The so-called Lincoln-Douglas Exchange would allow federal land in Lincoln County to be sold so that money would be available to buy "conservation easements" in Carson Valley.
The tricky process, going on for more than two years now, was edging toward conclusion when Gibbons and Reid pulled back the legislation. They did so for a good reason: The land sale in Lincoln County was set up to go to a single developer, Dennis Rider.
That's not the way things are done now. Federal land deals must go through a bidding process, which helps ensure taxpayers get top dollar for the land and that sweetheart deals aren't prearranged.
Gibbons and Reid should have known that, and the sale shouldn't have been arranged any other way. Better late than never, though.
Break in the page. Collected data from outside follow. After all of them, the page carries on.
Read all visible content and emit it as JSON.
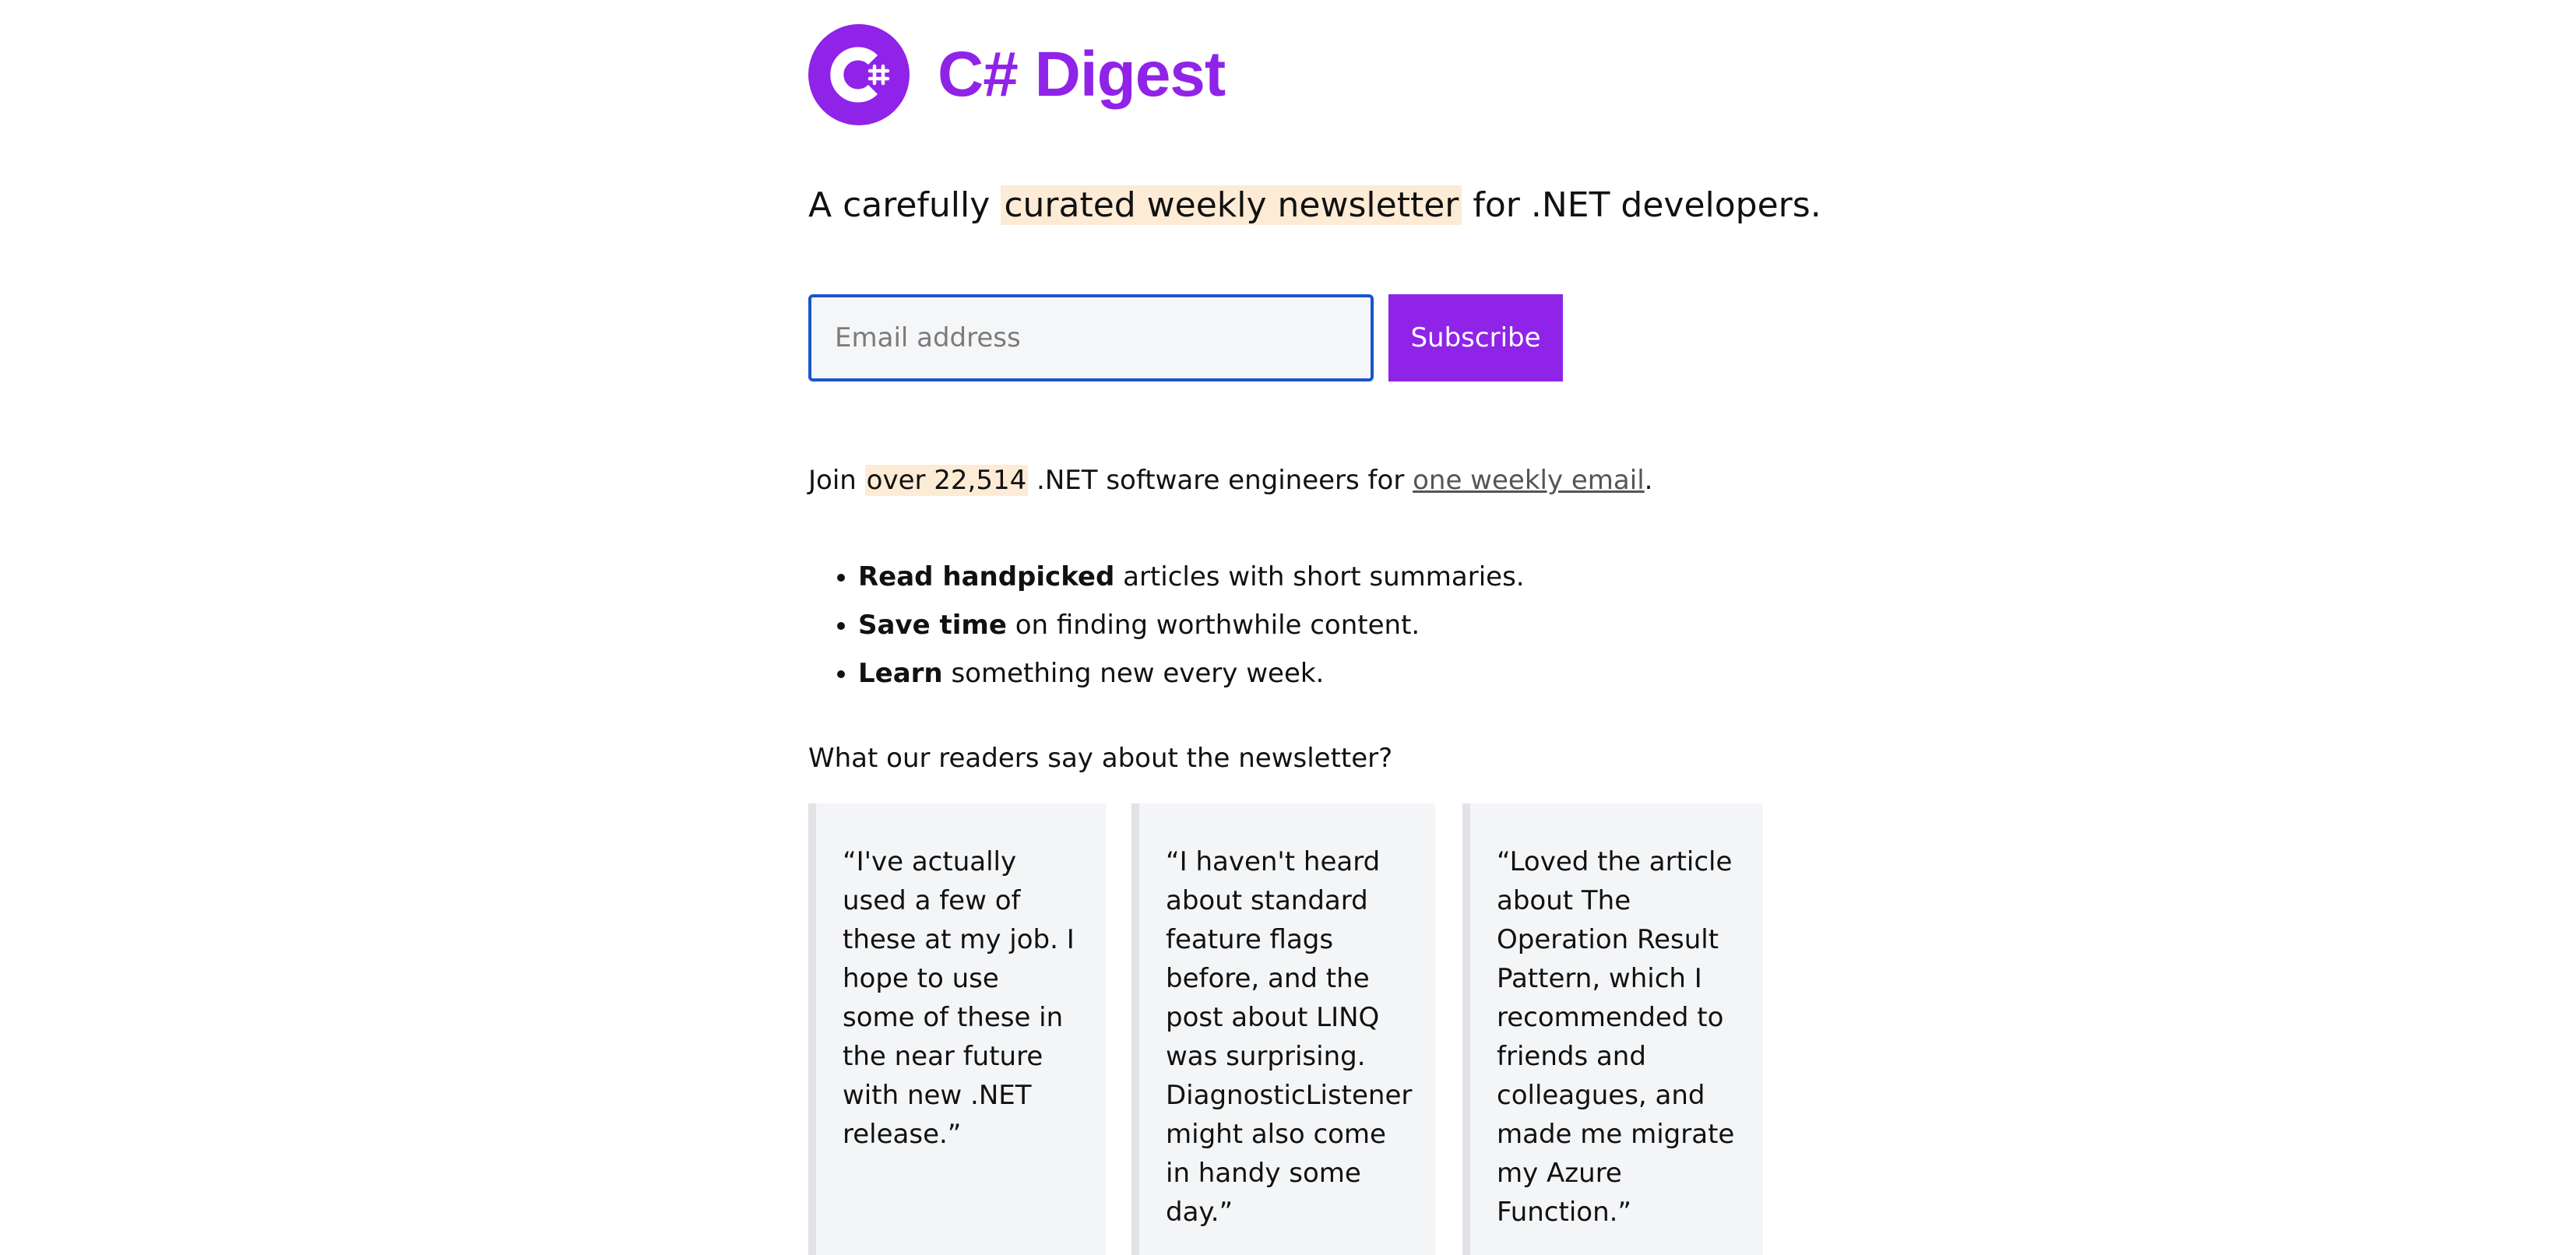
{
  "brand": {
    "name": "C# Digest",
    "color": "#9023e8",
    "logo_icon": "csharp-logo-icon"
  },
  "tagline": {
    "before": "A carefully",
    "highlight": "curated weekly newsletter",
    "after": "for .NET developers."
  },
  "signup": {
    "email_placeholder": "Email address",
    "email_value": "",
    "subscribe_label": "Subscribe",
    "input_border_color": "#1a56c9"
  },
  "join": {
    "prefix": "Join",
    "highlight": "over 22,514",
    "middle": ".NET software engineers for",
    "link": "one weekly email",
    "suffix": "."
  },
  "benefits": [
    {
      "bold": "Read handpicked",
      "text": "articles with short summaries."
    },
    {
      "bold": "Save time",
      "text": "on finding worthwhile content."
    },
    {
      "bold": "Learn",
      "text": "something new every week."
    }
  ],
  "readers_heading": "What our readers say about the newsletter?",
  "testimonials": [
    {
      "quote": "“I've actually used a few of these at my job. I hope to use some of these in the near future with new .NET release.”"
    },
    {
      "quote": "“I haven't heard about standard feature flags before, and the post about LINQ was surprising. DiagnosticListener might also come in handy some day.”"
    },
    {
      "quote": "“Loved the article about The Operation Result Pattern, which I recommended to friends and colleagues, and made me migrate my Azure Function.”"
    }
  ],
  "colors": {
    "highlight_bg": "#fdebd5",
    "card_bg": "#f4f5f7",
    "card_border": "#e2e3e7"
  }
}
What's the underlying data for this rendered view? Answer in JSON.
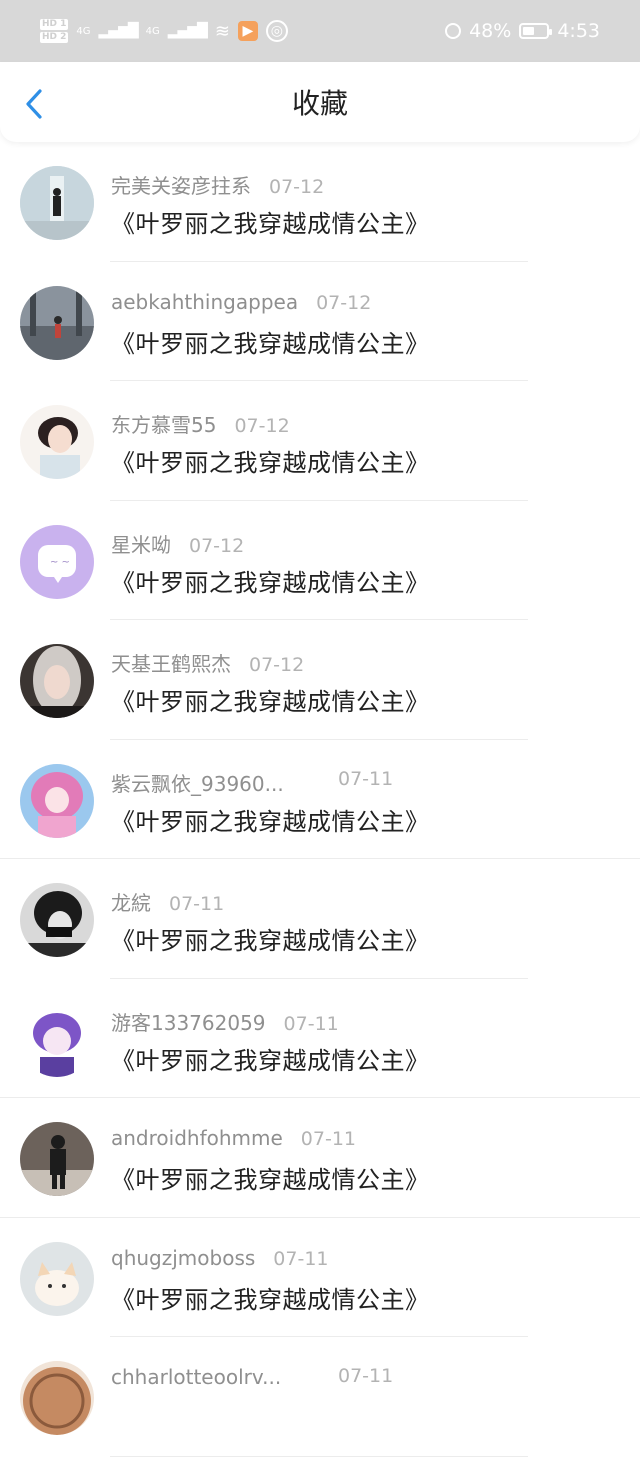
{
  "status_bar": {
    "hd1": "HD 1",
    "hd2": "HD 2",
    "net1": "4G",
    "net2": "4G",
    "battery": "48%",
    "time": "4:53",
    "battery_level": 0.48
  },
  "header": {
    "title": "收藏"
  },
  "items": [
    {
      "name": "完美关姿彦拄系",
      "date": "07-12",
      "book": "《叶罗丽之我穿越成情公主》"
    },
    {
      "name": "aebkahthingappea",
      "date": "07-12",
      "book": "《叶罗丽之我穿越成情公主》"
    },
    {
      "name": "东方慕雪55",
      "date": "07-12",
      "book": "《叶罗丽之我穿越成情公主》"
    },
    {
      "name": "星米呦",
      "date": "07-12",
      "book": "《叶罗丽之我穿越成情公主》"
    },
    {
      "name": "天基王鹤熙杰",
      "date": "07-12",
      "book": "《叶罗丽之我穿越成情公主》"
    },
    {
      "name": "紫云飘依_93960...",
      "date": "07-11",
      "book": "《叶罗丽之我穿越成情公主》"
    },
    {
      "name": "龙綄",
      "date": "07-11",
      "book": "《叶罗丽之我穿越成情公主》"
    },
    {
      "name": "游客133762059",
      "date": "07-11",
      "book": "《叶罗丽之我穿越成情公主》"
    },
    {
      "name": "androidhfohmme",
      "date": "07-11",
      "book": "《叶罗丽之我穿越成情公主》"
    },
    {
      "name": "qhugzjmoboss",
      "date": "07-11",
      "book": "《叶罗丽之我穿越成情公主》"
    },
    {
      "name": "chharlotteoolrv...",
      "date": "07-11",
      "book": ""
    }
  ],
  "colors": {
    "accent": "#2f8fe6",
    "status_bar_bg": "#d8d8d8",
    "name_text": "#8f8f8f",
    "date_text": "#b3b3b3",
    "title_text": "#222222"
  }
}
New legislation will be drawn to allow for bidding.
That will delay the exchange several more months, which is not a particular problem as long as the loose coalition putting together the deal remains intact. Everybody says things are fine; still, federal land swaps in general are controversial, and conservation easements in Carson Valley remain the subject of some skepticism.
The idea is to pay ranchers the difference between the agricultural value of the land and the potential value if it were developed. It's a way to preserve open space on private land.
The program would be entirely voluntary. Gardnerville ranchers David and Kathi Hussman have volunteered their 560-acre ranch as the first.
As long as estate taxes remain punitive and agricultural prices remain pitiful, it's the best plan yet for those who want to keep as much of the beauty of the Carson Valley as possible available to future generations.